If, as analysts' reports suggest, CRM projects often fail to live up to expectations, it seems reasonable to be sceptical about the chances of mobile CRM applications delivering a return. Beyond novelty value, will customers really think text messages add to service? Is the salesforce even going to use, let alone find value in, a wireless PDA (personal digital assistant)?
CRM vendors believe they will. The penetration of mobile devices is now at 50 per cent or more in many countries around the world, where they are already part of people's everyday lives. Surely, mobile CRM applications that make a job easier or add a service that is wanted will take off too? But the trick is identifying what mobile CRM can usefully do and delivering it without compromising that usability.
"People are now giving serious thought to how mobile CRM can add value to their organisations", says Charles Grover, director of European CRM business at PeopleSoft. So-called point applications would enable users to view bills or the status of orders, inquiries or shipments. More sophisticated applications would enable customers, suppliers, or partners to place orders, and configure products and services. But when will it happen?
Some say the current lack of bandwidth is a problem. Others argue that poor back office integration, to knit customer data together across all channels, stymies convenience. "The technology barriers to mCRM are undeniable. Much of the technology that mCRM depends on is still in its infancy or gives what is perceived as poor user performance that has not lived up to expectations," says Celia Gaffney, managing director at Atos KPMG Consulting.
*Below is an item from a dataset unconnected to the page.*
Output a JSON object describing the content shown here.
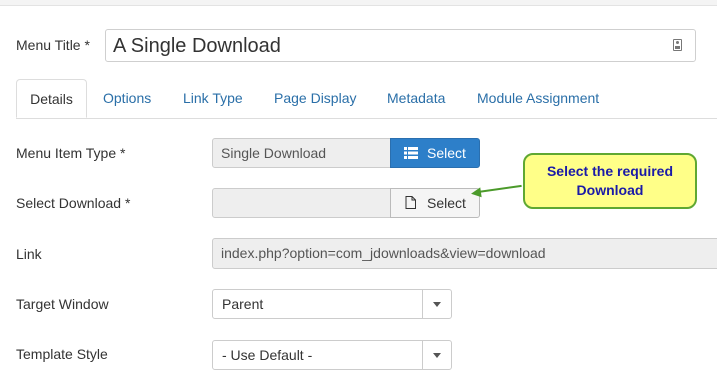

Paul Scott, director of Round, the UK-based CRM consultancy, says a highly fragmented marketplace is putting customers off. "Companies want integrated solutions, whereas today over 50 per cent of the marketplace is occupied by more than 100 vendors," he says. Consolidation will follow which means that the future of any one mCRM application is hard to guarantee.
Others say the problem lies with the design of mCRM applications themselves. "Understanding mobile CRM requires a precise definition of its scope," says David Tansley, principal in the UK communications practice at Deloitte Consulting.
"Some elements of CRM do not lend themselves to mobile enabling, as the activities would rarely be performed in a mobile context." For example, customer support that is given from an office would gain little from a mobile application, whereas real-time confirmation of pricing and availability could benefit from mCRM's immediacy.
Alternatively, Mr Tansley continues, the appropriateness of the device should be considered too. "Some applications would most likely be used when stationary. Such applications would reside on a PC, and could be wireless enabled through simply providing a GPRS card.
"But some functions require instant access, on a PDA, since the time required to boot up a PC would negate the benefit." The trade-off for ubiquity is variable quality. CRM applications therefore need to be designed so that they minimise the reliance on a continuous connection," he adds.
It is not that CRM vendors lack imagination in developing solutions - the result of multiple partnerships between themselves, telcos and hardware manufacturers. The trouble is that too often what is on offer looks like a solution in search of a problem, and not the other way round.
"While it is encouraging to see the key CRM vendors and device manufacturers getting together to provide partnered solutions, it still comes down to throwing technology at a problem which most organisations aren't convinced can be resolved through mobile CRM," says Peter Weare of PA Consulting Group. He says the focus must be on identifying where access to knowledge in the field is most beneficial.
It may be that the established CRM players are not best placed to develop mCRM since they are tied to applications that are not effective when mobile. "The prospect of mobile CRM is clearly making some of the established CRM players justifiably nervous," says Adrian Williamson, principal software engineer at Graham Technology, the UK-based solutions vendor. "The inapplicability of many existing CRM solutions to high volume self-service or to resource-limited roving devices means they must adopt a damage limitation strategy," he says.
This would typically involve trying to draw new and existing customers into a short-term, piecemeal proprietary world until their solutions are re-engineered and adapted for mobile use. Failure to achieve this could see customers migrating their mCRM needs to an alternative vertical solution.
However, David Bradshaw, Ovum's lead analyst on CRM, believes that the emergence of specialist mCRM vendors would be a retrograde step. "One of the points of CRM is to make full use of all the data you have about the customer," he says. "In any business, that data is already spread over multiple sources. Adding yet another system to this mish-mash makes it harder to integrate your customer view or processes.
"But if the big telco players impose their will on mCRM, via partnerships, the quality of the applications themselves could suffer. Tight alliances might reduce device flexibility, which is what mobility should be all about. "Mobile access to CRM applications should be ubiquitous," says Keith Wagstaff, CRM and e-business practice manager at Logica, the UK-based IT services and consulting group. "[But] it would appear that in order for the partnership to be of value to its participants there would be preferential support for each other's products.
For customers that want mobile access to CRM services this would seem to limit choice, he says. For example, getting mobile access to account details might be possible only for those who buy a particular mobile device.